The editor followed, and Mr. Hamlin laid the note before him on the table. “Bob’s all right,” he said, “for I’ll bet a thousand dollars that note is genuine.”
It was delicately written, in a cultivated feminine hand, utterly unlike the scrawl that had first excited the editor’s curiosity, and ran as follows:–
He who brought me the bounty of your friend–for I cannot call a recompense so far above my deserts by any other name–gives me also to understand that you wished for an interview. I cannot believe that this is mere idle curiosity, or that you have any motive that is not kindly and honorable, but I feel that I must beg and pray you not to seek to remove the veil behind which I have chosen to hide myself and my poor efforts from identification. I THINK I know you–I KNOW I know myself–well enough to believe it would give neither of us any happiness. You will say to your generous friend that he has already given the Unknown more comfort and hope than could come from any personal compliment or publicity, and you will yourself believe that you have all unconsciously brightened a sad woman’s fancy with a Dream and a Vision that before today had been unknown to
WHITE VIOLET.
“Have you read it?” asked Mr. Hamlin.
“Yes.”
“Then you don’t want to see it any more, or even remember you ever saw it,” said Mr. Hamlin, carefully tearing the note into small pieces and letting them drift from the windows like blown blossoms.

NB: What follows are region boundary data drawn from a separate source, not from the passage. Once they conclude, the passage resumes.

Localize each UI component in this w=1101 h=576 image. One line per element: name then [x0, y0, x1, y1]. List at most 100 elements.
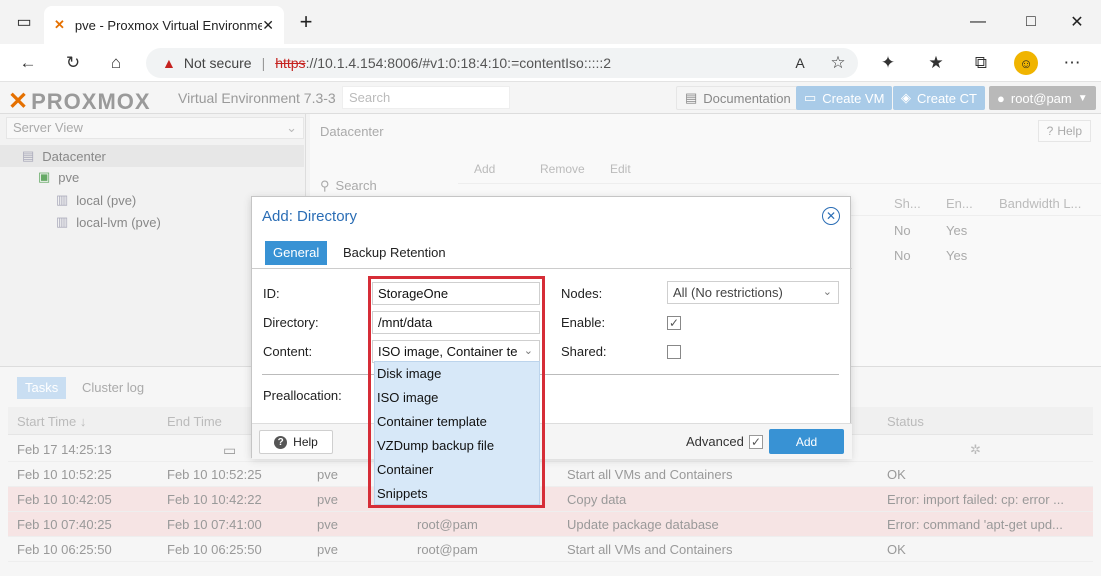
column-end-time[interactable]: End Time: [167, 414, 222, 429]
option-iso-image[interactable]: ISO image: [375, 386, 539, 410]
monitor-icon: ▭: [223, 442, 237, 458]
browser-tab[interactable]: ✕ pve - Proxmox Virtual Environme ✕: [44, 6, 284, 44]
id-field[interactable]: StorageOne: [372, 282, 540, 305]
home-icon[interactable]: ⌂: [104, 51, 128, 75]
proxmox-x-icon: ✕: [8, 88, 30, 115]
table-row[interactable]: Feb 10 07:40:25 Feb 10 07:41:00 pve root…: [8, 512, 1093, 537]
storage-icon: ▥: [56, 192, 69, 207]
close-icon[interactable]: ✕: [822, 207, 840, 225]
tree-node-local[interactable]: ▥ local (pve): [56, 192, 136, 208]
browser-tab-strip: ▭ ✕ pve - Proxmox Virtual Environme ✕ + …: [0, 0, 1101, 44]
more-menu-icon[interactable]: ⋯: [1060, 51, 1084, 75]
option-vzdump-backup-file[interactable]: VZDump backup file: [375, 434, 539, 458]
add-favorite-icon[interactable]: ☆: [826, 51, 850, 75]
cell-user: root@pam: [417, 517, 478, 532]
panel-search-label: Search: [335, 178, 377, 193]
extensions-icon[interactable]: ✦: [876, 51, 900, 75]
shared-checkbox[interactable]: [667, 345, 681, 359]
close-window-icon[interactable]: ✕: [1065, 10, 1089, 34]
create-ct-label: Create CT: [917, 90, 977, 106]
url-field[interactable]: ▲ Not secure | https ://10.1.4.154:8006/…: [146, 48, 858, 78]
cell-enabled: Yes: [946, 223, 968, 238]
column-shared[interactable]: Sh...: [894, 196, 921, 211]
add-menu-button[interactable]: Add: [474, 162, 495, 176]
collections-icon[interactable]: ⧉: [969, 51, 993, 75]
table-row[interactable]: Feb 10 10:52:25 Feb 10 10:52:25 pve Star…: [8, 462, 1093, 487]
option-disk-image[interactable]: Disk image: [375, 362, 539, 386]
cell-description: Start all VMs and Containers: [567, 542, 733, 557]
column-start-time[interactable]: Start Time ↓: [17, 414, 86, 429]
nodes-select-value: All (No restrictions): [673, 285, 783, 300]
table-row[interactable]: Feb 10 06:25:50 Feb 10 06:25:50 pve root…: [8, 537, 1093, 562]
new-tab-icon[interactable]: +: [294, 9, 318, 34]
storage-toolbar: Add Remove Edit: [458, 154, 1101, 184]
pve-header: ✕ PROXMOX Virtual Environment 7.3-3 Sear…: [0, 82, 1101, 115]
column-enabled[interactable]: En...: [946, 196, 973, 211]
preallocation-label: Preallocation:: [263, 388, 342, 403]
cell-description: Start all VMs and Containers: [567, 467, 733, 482]
divider: [262, 374, 839, 375]
cell-start: Feb 17 14:25:13: [17, 442, 112, 457]
tree-node-pve[interactable]: ▣ pve: [38, 169, 79, 185]
nodes-select[interactable]: All (No restrictions) ⌄: [667, 281, 839, 304]
column-status[interactable]: Status: [887, 414, 924, 429]
cell-start: Feb 10 10:52:25: [17, 467, 112, 482]
cell-description: Copy data: [567, 492, 627, 507]
cell-enabled: Yes: [946, 248, 968, 263]
back-icon[interactable]: ←: [16, 51, 40, 75]
advanced-checkbox[interactable]: ✓: [749, 435, 763, 449]
remove-button[interactable]: Remove: [540, 162, 585, 176]
address-bar-row: ← ↻ ⌂ ▲ Not secure | https ://10.1.4.154…: [0, 44, 1101, 82]
cell-end: Feb 10 06:25:50: [167, 542, 262, 557]
profile-avatar-icon[interactable]: ☺: [1014, 51, 1038, 75]
cell-node: pve: [317, 492, 338, 507]
chevron-down-icon: ▼: [1077, 92, 1088, 104]
cell-description: Update package database: [567, 517, 719, 532]
tab-general[interactable]: General: [265, 241, 328, 265]
tab-cluster-log[interactable]: Cluster log: [74, 377, 152, 399]
cell-node: pve: [317, 542, 338, 557]
maximize-icon[interactable]: □: [1019, 10, 1043, 34]
tree-node-datacenter[interactable]: ▤ Datacenter: [0, 145, 304, 167]
favorites-icon[interactable]: ★: [924, 51, 948, 75]
documentation-button[interactable]: ▤ Documentation: [676, 86, 800, 110]
add-button[interactable]: Add: [769, 429, 844, 454]
pve-search-input[interactable]: Search: [342, 86, 510, 109]
option-container-template[interactable]: Container template: [375, 410, 539, 434]
tab-tasks[interactable]: Tasks: [17, 377, 67, 399]
directory-label: Directory:: [263, 315, 319, 330]
server-icon: ▣: [38, 169, 51, 184]
close-tab-icon[interactable]: ✕: [262, 17, 274, 34]
panel-help-button[interactable]: ? Help: [1037, 120, 1091, 142]
enable-checkbox[interactable]: ✓: [667, 316, 681, 330]
help-icon: ?: [1046, 124, 1054, 138]
tab-backup-retention[interactable]: Backup Retention: [335, 241, 454, 265]
dialog-title: Add: Directory: [262, 208, 358, 225]
datacenter-icon: ▤: [22, 148, 35, 163]
option-snippets[interactable]: Snippets: [375, 482, 539, 506]
cell-node: pve: [317, 517, 338, 532]
book-icon: ▤: [685, 90, 698, 105]
help-button[interactable]: ? Help: [259, 430, 333, 454]
option-container[interactable]: Container: [375, 458, 539, 482]
view-selector[interactable]: Server View ⌄: [6, 117, 304, 139]
tab-actions-icon[interactable]: ▭: [12, 10, 36, 34]
refresh-icon[interactable]: ↻: [61, 51, 85, 75]
content-dropdown-list: Disk image ISO image Container template …: [374, 361, 540, 505]
directory-field[interactable]: /mnt/data: [372, 311, 540, 334]
user-menu-button[interactable]: ● root@pam ▼: [989, 86, 1096, 110]
read-aloud-icon[interactable]: A: [788, 51, 812, 75]
nodes-label: Nodes:: [561, 286, 603, 301]
create-ct-button[interactable]: ◈ Create CT: [893, 86, 985, 110]
create-vm-button[interactable]: ▭ Create VM: [796, 86, 893, 110]
column-bandwidth[interactable]: Bandwidth L...: [999, 196, 1081, 211]
table-row[interactable]: Feb 10 10:42:05 Feb 10 10:42:22 pve Copy…: [8, 487, 1093, 512]
proxmox-logo-text: PROXMOX: [31, 88, 151, 114]
minimize-icon[interactable]: —: [966, 10, 990, 34]
panel-search[interactable]: ⚲ Search: [320, 178, 377, 194]
tree-node-label: pve: [58, 169, 80, 185]
tree-node-local-lvm[interactable]: ▥ local-lvm (pve): [56, 214, 161, 230]
content-select[interactable]: ISO image, Container te ⌄: [372, 340, 540, 363]
user-label: root@pam: [1010, 90, 1072, 106]
edit-button[interactable]: Edit: [610, 162, 631, 176]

“But, I say, Jack! look here; I don’t understand! You say you have already seen this woman, and yet”–
“I HAVEN’T seen her,” said Jack, composedly, turning from the window.
“What do you mean?”
“I mean that you and I, Fred, are going to drop this fooling right here and leave this place for Frisco by first stage to-morrow, and–that I owe you that dinner.”
CHAPTER IV
When the stage for San Francisco rolled away the next morning with Mr. Hamlin and the editor, the latter might have recognized in the occupant of a dust-covered buggy that was coming leisurely towards them the tall figure, long beard, and straight duster of his late visitor, Mr. James Bowers. For Mr. Bowers was on the same quest that the others had just abandoned. Like Mr. Hamlin, he had been left to his own resources, but Mr. Bowers’s resources were a life-long experience and technical skill; he too had noted the topographical indications of the poem, and his knowledge of the sylva of Upper California pointed as unerringly as Mr. Hamlin’s luck to the cryptogamous haunts of the Summit. Such abnormal growths were indicative of certain localities only, but, as they were not remunerative from a pecuniary point of view, were to be avoided by the sagacious woodman. It was clear, therefore, that Mr. Bowers’s visit to Green Springs was not professional, and that he did not even figuratively accept the omen.